The mpi_uniform function checks whether a value is identical across all ranks:

using SafePETSc
using SafePETSc.SafeMPI
SafePETSc.Init()

# Create a matrix that should be the same on all ranks
A = [1.0 2.0; 3.0 4.0]

# Verify it's actually uniform across all ranks
SafeMPI.@mpiassert mpi_uniform(A) "Matrix A is not uniform across ranks"

# Safe to use A as a uniform matrix
A_petsc = Mat_uniform(A)

This is particularly useful for debugging distributed algorithms where you expect certain values to be synchronized.

See the SafeMPI API Reference for more details.

Best Practices

  1. Never use standard @assert or throw in MPI code unless you are certain all ranks will agree on the outcome

  2. Use @mpiassert for correctness checks that involve distributed data:

    SafeMPI.@mpiassert size(A) == size(B) "Matrix dimensions must match"
  3. Use mpi_any for error detection when local conditions might differ:

    if mpi_any(local_error_condition)
        # Handle error collectively on all ranks
    end
  4. Use mpi_uniform to verify assumptions about distributed data:

    SafeMPI.@mpiassert mpi_uniform(config) "Configuration must be uniform"
  5. Remember that collective operations are slow - use them judiciously. They require communication between all ranks, so they can impact performance if used excessively.

Example: Safe Error Handling Pattern

Here's a complete example showing safe error handling in an MPI context:

using SafePETSc
using SafePETSc.SafeMPI
SafePETSc.Init()

function safe_computation(x::Vec)
    # Convert to local array for checking
    x_local = Vector(x)

    # Check for problems locally
    local_has_nan = any(isnan, x_local)
    local_has_inf = any(isinf, x_local)

    # Collective check: any rank has problems?
    if mpi_any(local_has_nan)
        error("NaN detected in vector on at least one rank")
    end

    if mpi_any(local_has_inf)
        error("Inf detected in vector on at least one rank")
    end

    # All ranks confirmed data is good, proceed with computation
    result = x .* 2.0
    return result
end

# Usage
x = Vec_uniform([1.0, 2.0, 3.0, 4.0])
y = safe_computation(x)  # Safe: all ranks execute together

Common Pitfalls to Avoid

Pitfall 1: Rank-Dependent Assertions

# ❌ WRONG: Will hang if condition differs by rank
if MPI.Comm_rank(MPI.COMM_WORLD) == 0
    @assert check_something()  # Only rank 0 might assert!
end
# ✓ CORRECT: Use collective operations
local_check = (MPI.Comm_rank(MPI.COMM_WORLD) == 0) ? check_something() : true
SafeMPI.@mpiassert local_check "Check failed on rank 0"

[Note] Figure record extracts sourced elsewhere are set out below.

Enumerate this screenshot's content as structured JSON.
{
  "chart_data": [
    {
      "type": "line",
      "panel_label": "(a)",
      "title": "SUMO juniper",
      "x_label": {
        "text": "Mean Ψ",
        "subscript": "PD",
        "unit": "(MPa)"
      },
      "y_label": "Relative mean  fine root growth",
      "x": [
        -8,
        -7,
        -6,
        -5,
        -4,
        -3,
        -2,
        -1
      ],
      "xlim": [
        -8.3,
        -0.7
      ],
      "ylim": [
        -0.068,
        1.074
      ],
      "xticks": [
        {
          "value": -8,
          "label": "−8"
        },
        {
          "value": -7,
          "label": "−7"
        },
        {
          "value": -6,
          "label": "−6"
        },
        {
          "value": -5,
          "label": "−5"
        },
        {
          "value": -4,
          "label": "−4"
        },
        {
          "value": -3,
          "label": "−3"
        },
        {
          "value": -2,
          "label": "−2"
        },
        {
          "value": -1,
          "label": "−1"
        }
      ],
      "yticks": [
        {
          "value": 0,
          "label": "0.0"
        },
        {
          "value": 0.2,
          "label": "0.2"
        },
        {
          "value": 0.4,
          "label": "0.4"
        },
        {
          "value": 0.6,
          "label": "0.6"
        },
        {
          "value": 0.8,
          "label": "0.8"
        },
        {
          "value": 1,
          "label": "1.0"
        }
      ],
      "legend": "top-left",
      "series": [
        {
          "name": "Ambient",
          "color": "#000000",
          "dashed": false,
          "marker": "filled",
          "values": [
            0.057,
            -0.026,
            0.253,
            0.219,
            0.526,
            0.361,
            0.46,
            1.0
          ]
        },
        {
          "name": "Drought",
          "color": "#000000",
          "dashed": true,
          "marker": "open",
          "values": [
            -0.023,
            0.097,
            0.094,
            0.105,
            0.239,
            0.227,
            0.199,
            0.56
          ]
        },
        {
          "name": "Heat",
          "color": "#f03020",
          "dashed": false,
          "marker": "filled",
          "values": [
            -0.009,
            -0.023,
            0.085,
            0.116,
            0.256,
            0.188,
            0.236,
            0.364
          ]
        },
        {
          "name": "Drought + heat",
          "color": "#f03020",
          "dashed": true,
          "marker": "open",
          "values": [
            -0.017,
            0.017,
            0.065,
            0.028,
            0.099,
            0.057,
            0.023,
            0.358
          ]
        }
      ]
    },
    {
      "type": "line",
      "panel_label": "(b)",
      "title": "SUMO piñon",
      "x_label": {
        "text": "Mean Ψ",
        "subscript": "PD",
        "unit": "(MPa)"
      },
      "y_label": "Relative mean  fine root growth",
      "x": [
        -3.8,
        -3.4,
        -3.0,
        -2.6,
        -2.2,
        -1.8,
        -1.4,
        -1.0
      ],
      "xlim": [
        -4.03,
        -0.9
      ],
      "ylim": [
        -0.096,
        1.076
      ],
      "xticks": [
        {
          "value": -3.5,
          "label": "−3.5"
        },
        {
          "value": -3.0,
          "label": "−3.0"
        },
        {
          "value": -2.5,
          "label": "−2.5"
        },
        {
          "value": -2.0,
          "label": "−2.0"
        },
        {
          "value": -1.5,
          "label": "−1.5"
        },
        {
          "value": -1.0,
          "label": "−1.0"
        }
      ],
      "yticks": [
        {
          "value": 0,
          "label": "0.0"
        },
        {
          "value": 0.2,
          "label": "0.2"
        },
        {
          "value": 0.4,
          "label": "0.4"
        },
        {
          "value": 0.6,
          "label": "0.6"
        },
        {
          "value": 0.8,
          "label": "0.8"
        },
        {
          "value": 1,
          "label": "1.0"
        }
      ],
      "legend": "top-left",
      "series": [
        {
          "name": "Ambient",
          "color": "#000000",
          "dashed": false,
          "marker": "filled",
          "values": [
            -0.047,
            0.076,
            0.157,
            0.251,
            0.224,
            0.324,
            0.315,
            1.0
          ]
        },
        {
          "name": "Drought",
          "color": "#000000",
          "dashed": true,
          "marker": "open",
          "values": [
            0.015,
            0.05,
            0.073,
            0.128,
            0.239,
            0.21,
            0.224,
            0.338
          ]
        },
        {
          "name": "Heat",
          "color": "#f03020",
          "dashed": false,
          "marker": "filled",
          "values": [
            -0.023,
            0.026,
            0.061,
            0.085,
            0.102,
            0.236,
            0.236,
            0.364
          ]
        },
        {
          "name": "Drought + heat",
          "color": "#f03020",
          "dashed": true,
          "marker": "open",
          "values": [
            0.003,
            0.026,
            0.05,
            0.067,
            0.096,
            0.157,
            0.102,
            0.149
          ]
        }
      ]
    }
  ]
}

Pitfall 2: File I/O Errors

# ❌ WRONG: File might exist on some ranks but not others
@assert isfile("config.txt")  # Might differ by rank!
# ✓ CORRECT: Use collective check
SafeMPI.@mpiassert isfile("config.txt") "config.txt not found"

Pitfall 3: Floating-Point Comparisons

# ❌ WRONG: Floating-point round-off might differ by rank
@assert computed_value ≈ expected_value
# ✓ CORRECT: Use collective assertion
SafeMPI.@mpiassert computed_value ≈ expected_value "Value mismatch detected"

Summary

MPI programming requires careful handling of exceptions and error conditions:

  • Use @mpiassert for collective assertions that must pass or fail on all ranks together
  • Use mpi_any to make collective decisions based on local conditions
  • Use mpi_uniform to verify data consistency across ranks
  • Never use standard assertions or exceptions that might execute differently on different ranks
  • Remember that collective operations have performance costs - use them wisely but don't hesitate to use them for correctness

By following these patterns, you can write robust MPI programs that won't hang or deadlock due to desynchronized exception handling.